Handling of decision variable with negative bound in YALMIP

[JackJack]

Dear Professor Johan Löfberg,

I am writing to seek your guidance regarding YALMIP's handling of decision variables with negative bounds, as I've encountered this situation in my optimization problem.

For example

I have implemented a change of variables in my optimization problem, introducing a new decision variable t_8, which is a linear combination of three existing decision variables (x, y, z) and a constant - 2:

Based on the upper and lower bounds of x, y, and z, I have determined that:

• Maximum value of t_8 is 0, occurring when (x, y, z) = (0, 1, 1)
• Minimum value of t_8 is -3, occurring when (x, y, z) = (1, 0, 0)

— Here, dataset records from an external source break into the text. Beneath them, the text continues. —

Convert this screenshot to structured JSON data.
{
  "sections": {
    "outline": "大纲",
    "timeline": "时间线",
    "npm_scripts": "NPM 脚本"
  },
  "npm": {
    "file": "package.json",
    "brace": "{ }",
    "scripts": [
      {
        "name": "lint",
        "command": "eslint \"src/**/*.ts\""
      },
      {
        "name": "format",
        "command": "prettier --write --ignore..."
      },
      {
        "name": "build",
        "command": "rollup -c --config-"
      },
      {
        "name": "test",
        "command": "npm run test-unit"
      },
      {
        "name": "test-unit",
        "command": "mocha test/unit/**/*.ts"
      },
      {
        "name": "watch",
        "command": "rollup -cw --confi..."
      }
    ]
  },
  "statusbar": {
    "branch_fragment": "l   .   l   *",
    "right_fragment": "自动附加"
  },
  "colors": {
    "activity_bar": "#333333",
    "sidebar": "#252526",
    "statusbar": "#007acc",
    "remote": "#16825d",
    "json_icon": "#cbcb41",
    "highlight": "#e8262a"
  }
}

  I am concerned about how YALMIP processes decision variables with negative lower bounds. Specifically, I would like to understand the internal handling mechanisms when a variable like t_8 has a range from -3 to 0, rather than being strictly non-negative.  

Could you please explain how YALMIP manages variables with negative bounds in its solver interface? I want to ensure that my problem formulation is being interpreted correctly by the solver.

Thank you very much for your time and expertise.

[Johan Löfberg]

yalmip does not handle negative bounds in any way different from any other bound, or absence of bound

[JackJack]

So what does it do in this case ?  I am not sure if my memory is correct but since LP, SOCP, SDP always require non negative decision variable does yalmip come up with a way to by pass the requirement of the solver ?

[Johan Löfberg]

Modern solvers don't have such silly limitations, and if they have that's what you have the modelling language for

[JackJack]

Thank you ! So it automatically handle case like this right ?

[Johan Löfberg]

I don't know what you mean with cases like this, as I don't see anything particular in your model, an equality and a bunch of bounds.